Some rights reserved by Steve A Johnson
The Task:
Use Technology to Teach a Unit to Enhance Learning
The Audience:
A High School Faculty
The Work:
Outlined Below
We have begun work on measuring “soft” skills. This work has begun in our faculty meetings and is an ongoing, collaborative exercise.
Ultimately, our goal is to ensure that we are measuring what we say matters as defined per our Mission and the Common Core State Standards.
By defining some of these “soft” skills, we can start to identify the behaviors that promote the skills to ensure we are considering them as we plan our instruction and assessment. Ultimately, we want to embed these “soft” skills into our units and ensure we are all on the same page (i.e. creating interdisciplinary connections). We also want to facilitate a whole-faculty dialogue that extends beyond our monthly meetings. Hence, moving our work and conversation onto Moodle and Google Drive.
General Framework
What will we do with the rubrics we develop?
Measure what matters
- What is student achievement? (the “soft” skills we have determined)
- What behaviors lead to learning? (the rubrics we are developing)
- What do we have to change in our classrooms to promote the behaviors we are looking for? How are we modeling these skills?
- How do we collaborate as a faculty to ensure we are meeting our student achievement goals?
Use components from the rubrics as we design assessments
- If problem-solving is the goal, does the assessment measure problem-solving? How?
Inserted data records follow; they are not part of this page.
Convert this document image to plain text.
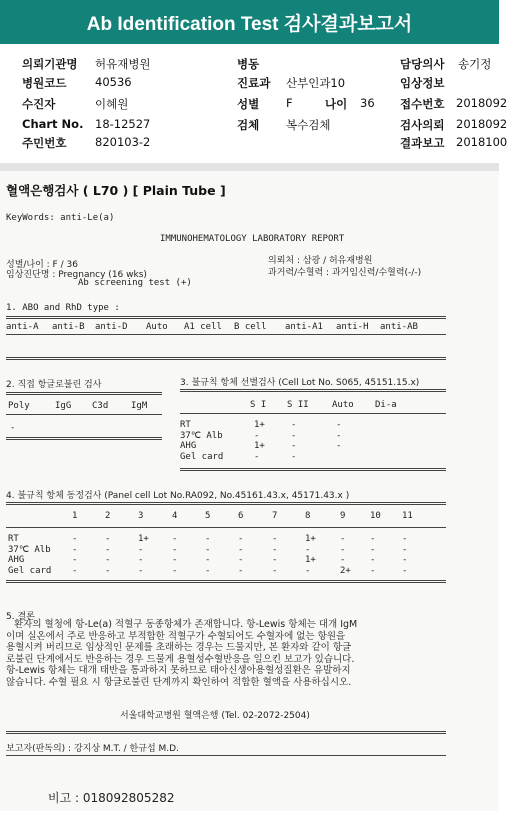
Ab Identification Test 검사결과보고서
의뢰기관명 허유재병원
병원코드 40536
수진자	이혜원
Chart No. 18-12527
주민번호 820103-2
병동
진료과 산부인과10
성별 F	나이 36
검체 복수검체
담당의사 송기정
임상정보
접수번호 2018092
검사의뢰 2018092
결과보고 2018100
혈액은행검사 ( L70 ) [ Plain Tube ]
KeyWords: anti-Le(a)
IMMUNOHEMATOLOGY LABORATORY REPORT
성별/나이 : F / 36
임상진단명 : Pregnancy (16 wks)
Ab screening test (+)
의뢰처 : 삼광 / 허유재병원
과거력/수혈력 : 과거임신력/수혈력(-/-)
1. ABO and RhD type :
anti-A anti-B anti-D Auto A1 cell B cell anti-A1 anti-H anti-AB
2. 직접 항글로불린 검사
Poly	IgG C3d	IgM
-
3. 불규칙 항체 선별검사 (Cell Lot No. S065, 45151.15.x)
S I S II	Auto Di-a
RT	1+	-	-
37℃ Alb	-	-	-
AHG	1+	-	-
Gel card	-	-
4. 불규칙 항체 동정검사 (Panel cell Lot No.RA092, No.45161.43.x, 45171.43.x )
1	2	3	4	5	6	7	8	9	10 11
RT	-	-	1+	-	-	-	-	1+	-	-	-
37℃ Alb -	-	-	-	-	-	-	-	-	-	-
AHG	-	-	-	-	-	-	-	1+	-	-	-
Gel card -	-	-	-	-	-	-	-	2+ -	-
5. 결론
환자의 혈청에 항-Le(a) 적혈구 동종항체가 존재합니다. 항-Lewis 항체는 대개 IgM
이며 실온에서 주로 반응하고 부적합한 적혈구가 수혈되어도 수혈자에 없는 항원을
용혈시켜 버리므로 임상적인 문제를 초래하는 경우는 드물지만, 본 환자와 같이 항글
로불린 단계에서도 반응하는 경우 드물게 용혈성수혈반응을 일으킨 보고가 있습니다.
항-Lewis 항체는 대개 태반을 통과하지 못하므로 태아신생아용혈성질환은 유발하지
않습니다. 수혈 필요 시 항글로불린 단계까지 확인하여 적합한 혈액을 사용하십시오.
서울대학교병원 혈액은행 (Tel. 02-2072-2504)
보고자(판독의) : 강지상 M.T. / 한규섭 M.D.
비고 : 018092805282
- If I want to ensure students communicate, how can I elicit this in the classroom?
Groups
There are 12 Measuring Student Achievement “Soft” Skills Groups:
- Creativity
- Communication
- Connections
- Learn for Life
- Student Engagement
- Healthy Lifestyle – Learn for Life
- Independent, Critical-Thinking
- Problem Solvers
- Problem-Solving Skills
- Compassion
- Literacy
- Curiosity
Summary and Timeline
Linked here is a summary in timeline format, to detail what we have done and what we will be doing:
https://docs.google.com/document/d/1KnlJ05l3F9E1KfCmbEIj_G5ob2ly30tm5PUiXhuSQII/edit?usp=sharing
Facilitating Collaboration and Dialogue
Part of the goal is creating a virtual space to meet and collaborate.
Moodle
Moodle will house all of our work. Here, you can leave comments and feedback for each group.
Google Drive
All of our documents are also housed on Google Drive. We should be able to revise online at the below links:
Student Achievement Notes & Resources: https://docs.google.com/folder/d/0B9b9PIUJiXlwSEtXcEY4MnUtZWs/edit?usp=sharing
Draft Rubrics: https://docs.google.com/folder/d/0B9b9PIUJiXlwWkR1RHBJUUhfaWc/edit?usp=sharing
Faculty Presentations
Each group will present their rubric in March. The presentations should be 10-15 minutes and must be active and geared at generating shared understanding for the rest of the faculty – engage us and make us “do” something with the information.
Current Expectations
- Develop a rubric using the template provided for your group’s chosen skill
- Leave feedback for at least two other groups to consider as they work on their rubrics
- Present your rubric to the faculty in March
- Complete a final Feedback Form after the presentations
We will “flip” our Feburary faculty meeting in order to continue working in small, collaborative groups. Further work will continue online.
The idea for this project has come from reading three main sources: Schooling by Design by Grant Wiggins and Jay McTighe, Instructional Coaching with the End in Mind by Stephen Barkley, and ideas from Theresa Arpin.